Having a ‘greener’ holiday season doesn’t just have to mean evergreen trees and wreaths! Here are ten simple ways to be more environmentally conscious this year.
1. Make your own gift wrap!
Making your own gift wrap using household items can make for some beautiful and one-of-a-kind wrapping paper. You can use recycled brown paper shopping bags or old newspaper/comics. Considering how much wrapping paper Canadians have thrown away in the past, it’s a great way to cut back!
2. Bring reusable shopping bags to your shopping trips.
While shopping for your gifts and foods this year, don’t forget to bring reusable shopping bags with you. Using a reusable bag will not only save you money, but also limits the amount of plastic purchased.
3. Donate your excess holiday goods to a nonprofit location near you like a Habitat ReStore.
Have clothes, furniture, appliances and other perfectly usable items that you’d like to recycle? Drop them off at a local Habitat for Humanity Halton-Mississauga-Dufferin (Habitat HMD) Restore location. Tired of your typical holiday season decoration and you’d like to refresh your home’s look? You can also donate holiday season decor and donate Christmas decor at your local ReStore. The stores also sells a combination of Christmas and winter season home decor.
Don’t have time to make the trip to a Restore? Schedule a pick up and we will come get your donations (applicable to areas covered such as Halton region, Mississauga or Orangeville). Those goods will be used to make sales in support of Habitat for Humanity‘s cause in addressing the housing crisis.
4. Support your local artisans and farmers at a Farmers Market.
A great way to give back to your community is to purchase your produce and homemade gifts at your local farmers market. Farmers market’s offer fresh and seasonal produce and directly support farmers. By purchasing from a farmers market, you can help limit packaging waste, buy food that is grown locally therefore requiring less distance to reach your plate, and much more.
5. Get creative and make your own wreaths!
Use foraged leaves, pinecones and branches to DIY your own wreaths. Not only does this reduce plastic waste, but also is a fun activity for the entire family.
6. Don’t throw away your electronics.
With constant new phone and electronic updates, tons of perfectly good electronics are set aside your home each year with no destination in sight. Instead of adding more to your house’s clutter, donate electronics to a local Habitat ReStore and get a tax receipt!
7. Send e-cards or recyclable ‘seed paper cards.’
Instead of purchasing a card, send your friends and family a fun e-card which requires virtually zero waste. You can also purchase or DIY your own recyclable seed paper cards, which can not only be recycled, but can also be planted to grow different plants!
8. Replant, mulch, or compost your live tree.
Once Christmas is over, don’t throw your tree in the trash. You can replant it, mulch it, compost it or even recycle it! Have lots of Christmas tree decorations you don’t know what to do with? Donate Christmas decor to a Habitat ReStore near you!
9. Cut up your old pumpkins for local critters such as deer and squirrels.

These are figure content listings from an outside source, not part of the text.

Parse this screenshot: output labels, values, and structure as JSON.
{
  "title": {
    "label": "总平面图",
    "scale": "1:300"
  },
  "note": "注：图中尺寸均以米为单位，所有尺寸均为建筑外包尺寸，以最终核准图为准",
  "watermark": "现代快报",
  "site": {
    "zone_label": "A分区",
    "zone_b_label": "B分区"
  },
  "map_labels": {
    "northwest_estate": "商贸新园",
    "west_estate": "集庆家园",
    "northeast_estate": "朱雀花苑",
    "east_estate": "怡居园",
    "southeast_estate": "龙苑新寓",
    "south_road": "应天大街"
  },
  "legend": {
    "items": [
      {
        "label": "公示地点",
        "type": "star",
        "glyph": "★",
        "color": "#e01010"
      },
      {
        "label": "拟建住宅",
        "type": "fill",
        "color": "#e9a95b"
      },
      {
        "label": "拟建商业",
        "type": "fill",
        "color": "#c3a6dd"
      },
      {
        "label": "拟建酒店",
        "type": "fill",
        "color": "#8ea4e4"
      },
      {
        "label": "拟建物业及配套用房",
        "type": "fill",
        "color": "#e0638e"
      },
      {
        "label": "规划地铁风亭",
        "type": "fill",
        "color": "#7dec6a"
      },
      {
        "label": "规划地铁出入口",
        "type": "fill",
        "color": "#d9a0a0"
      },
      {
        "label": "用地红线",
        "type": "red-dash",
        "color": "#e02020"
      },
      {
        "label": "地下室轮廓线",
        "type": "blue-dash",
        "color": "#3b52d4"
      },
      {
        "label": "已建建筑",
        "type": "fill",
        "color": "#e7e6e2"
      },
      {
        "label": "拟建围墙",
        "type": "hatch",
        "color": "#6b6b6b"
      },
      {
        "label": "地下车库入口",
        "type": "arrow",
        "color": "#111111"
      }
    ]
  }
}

Canadians buy over 10 million pumpkins a year, with a majority of them being thrown out. If you can’t use up every part of your pumpkin, you can share with animals or compost them. Be sure to cut them up as animals can get their heads stuck in whole pumpkins!
10. Thrift your holiday decorations instead of buying brand new ones.
Head to a local Restore and thrift some holiday decorations and ugly Christmas sweaters. Our Restores feature incredibly unique and vintage items. Make an effort to be conscious with your purchases and ensure that what you buy is something you will use for many holiday seasons to come!
Aside from the list above, there are a number of other things anyone can do to reduce their carbon footprint during the holiday season. Decluttering your home, using your creativity, finding and donating holiday season decor and reusable household goods like furniture, appliances, and electronics, are among ways you can have a more eco-friendly yet still fun holiday season.
Habitat for Humanity mobilizes volunteers, partners and communities to help working, lower-income families build strength, stability and independence through affordable homeownership. Over the past 30 years, Habitat for Humanity has diverted nearly half a million tonnes of perfectly useful household goods and excess inventory through recycling and repurposing in the many Habitat ReStores across Canada, including the ones of Habitat HMD in Burlington, Milton, Mississauga and Orangeville.